One of the GPLed software programs, HMS Scrubber version 1.0, was recently able to remove more than 98 percent of identifiers -- such as name, address, and Social Security number -- from 1,254 pathology reports processed from three hospitals. Developed by a team from the Beth Israel Deaconess Medical Center in Boston and other American institutions, the software holds promise beyond pathology in nearly all medical records, which are integral to research, but are full of privacy pitfalls, says Bruce Beckwith, a Beth Israel doctor and developer of the new software.
Recently featured on the Web journal BMC Medical Informatics and Decision Making, the software may also be important to hospitals and researchers adhering to information handling requirements of the Health Insurance Portability and Accountability Act (HIPAA). It's currently being used in an approved system at Harvard Medical School to allow researchers to search de-identified pathology reports for tissue that might be useful.
"While we developed and tested this with pathology reports in mind, we made it simple for others to modify the code to suit their own needs," Beckwith says. "In our article, we demonstrated that the software needs to be tested and adapted to local styles of reporting. Many of the regular expressions that we use are general purpose, but there are some that are specifically designed for the content present in pathology reports. The regular expressions are contained in a separate file and can be edited easily."
Beckwith stresses that HMS Scrubber was designed as open source software from the get go, and was developed as part of the Shared Pathology Informatics Network (SPIN), an effort to bolster research through more access to de-identified patient data.
One explicit goal of SPIN, Beckwith says, is to develop tools that others in the cancer research and pathology communities can use freely. "We were not able to find any open source de-identification programs suitable to our purpose, so we decided to develop our own."
HMS Scrubber consists of about 3,500 lines of Java code, along with JDOM to manipulate XML input and output files, Beckwith says. HMS Scrubber also uses MySQL to store and access a list of person and place names and abbreviations.

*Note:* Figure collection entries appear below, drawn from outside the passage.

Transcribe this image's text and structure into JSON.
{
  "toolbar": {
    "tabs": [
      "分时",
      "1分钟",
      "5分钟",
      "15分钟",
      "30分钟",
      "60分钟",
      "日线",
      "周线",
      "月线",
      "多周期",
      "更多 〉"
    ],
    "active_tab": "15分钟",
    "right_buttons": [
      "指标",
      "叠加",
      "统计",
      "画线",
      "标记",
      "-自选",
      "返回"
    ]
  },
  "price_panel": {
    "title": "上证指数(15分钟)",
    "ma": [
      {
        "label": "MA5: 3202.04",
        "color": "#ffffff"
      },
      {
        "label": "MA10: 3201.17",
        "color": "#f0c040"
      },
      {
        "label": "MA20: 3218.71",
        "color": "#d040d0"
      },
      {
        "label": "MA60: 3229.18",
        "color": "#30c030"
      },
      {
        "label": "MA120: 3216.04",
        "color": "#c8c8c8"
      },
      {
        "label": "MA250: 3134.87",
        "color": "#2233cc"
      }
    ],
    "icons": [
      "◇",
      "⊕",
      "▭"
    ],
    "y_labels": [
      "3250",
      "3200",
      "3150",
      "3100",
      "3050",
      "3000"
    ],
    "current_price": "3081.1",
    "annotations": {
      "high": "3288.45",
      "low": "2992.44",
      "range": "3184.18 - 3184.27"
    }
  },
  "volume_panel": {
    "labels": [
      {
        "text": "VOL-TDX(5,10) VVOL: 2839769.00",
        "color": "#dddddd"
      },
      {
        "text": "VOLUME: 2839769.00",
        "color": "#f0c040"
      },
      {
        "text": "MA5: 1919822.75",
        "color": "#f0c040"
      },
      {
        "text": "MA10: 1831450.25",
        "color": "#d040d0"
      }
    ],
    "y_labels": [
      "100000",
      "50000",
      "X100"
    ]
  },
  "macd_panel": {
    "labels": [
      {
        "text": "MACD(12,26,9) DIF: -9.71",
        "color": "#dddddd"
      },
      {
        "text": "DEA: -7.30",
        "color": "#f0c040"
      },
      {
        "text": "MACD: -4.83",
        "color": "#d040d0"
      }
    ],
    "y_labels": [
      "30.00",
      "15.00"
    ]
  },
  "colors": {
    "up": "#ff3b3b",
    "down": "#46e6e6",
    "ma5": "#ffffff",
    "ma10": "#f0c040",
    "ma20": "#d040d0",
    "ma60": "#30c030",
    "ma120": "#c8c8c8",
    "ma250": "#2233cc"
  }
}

The software takes as input pathology reports that have been extracted from current clinical information systems and converted into XML documents that comply with the SPIN schema. Report headers with patient name, age, sex, medical record number, date of procedure, date of report, ordering physician, pathologist, department number, and other information are removed, then a series of about 50 regular expressions is used to look for predictable patterns such as Social Security numbers, telephone numbers, doctors' names, hospital names, and addresses. The final step is to compare the text of the reports to a list of more than 100,000 entries of person and place names, according to Beckwith
Beckwith highlights the implications for patient privacy and hospital compliance, as well as medical research. "Currently, in many cases, if researchers wish to gather clinical information or find biologic samples, they need to get permission to search the fully identified clinical records (complete with names, medical record numbers, etc.)," he says. "With software such as ours, along with appropriate system design and oversight by the Institutional Review Board, accredited researchers could use de-identified clinical information with minimal risk to patient privacy, since they might never need to see any identifying information regarding individual patients."
Beckwith says the open source software is reliable thanks to the iterative testing and development cycle that was used. "We used pathology reports from three different hospitals to try to avoid making it too finely tuned to one specific style of report," he says. "We validated it using a large series of new pathology reports from the three hospitals, and it worked well."
An alternative approach
HMS Scrubber is not the only open source scrubber program that holds promise for medical researchers. Posting to the BioMed Central article on HMS Scrubber, Association of Pathology Informatics (API) President Jules Berman writes that there are actually two different approaches, and two open source solutions, to scrubbing the personal data from records.
"Basically, there seems to be two published approaches," Berman writes. "One approach is to parse text and remove all the identifying words. This is the way Bruce Beckwith recommends. The second way is to parse text and to extract every word except words from an approved list of non-identifying words. That's the strategy that I have previously published."
Berman indicates he has written a "much-improved" version of his Concept-Match software that uses an external list of about 80,000 approved word "doublets" that contain no identifying terms. Berman says his current list of doublets was derived from two open source medical vocabularies, and the algorithm is relatively simple.
"The method can be scripted in under 20 Perl command lines," Berman says in his comment. "This program is free software. You can redistribute it and/or modify it under the terms of the GNU General Public License."
Berman indicates he has discussed the scrubber strategies with Beckwith on several occasions, and credits the HMS Scrubber developers for making their source code and Java files publicly available.
"The paper is well written and data-driven," Berman writes. "My opinion is that the method of Beckwith et al. may be the best option if you're planning to share pathology records through a limited data use agreement. My doublet variant of the concept match method may be the best option if you're working with agnostic text that doesn't fit any particular format, or if you're preparing data for public distribution."
Berman also indicates his intention to publish his development, and his willingness to work with the HMS researchers to produce a combined study wherein both methods are used on the same text to show the advantages and disadvantages of either method in a controlled study.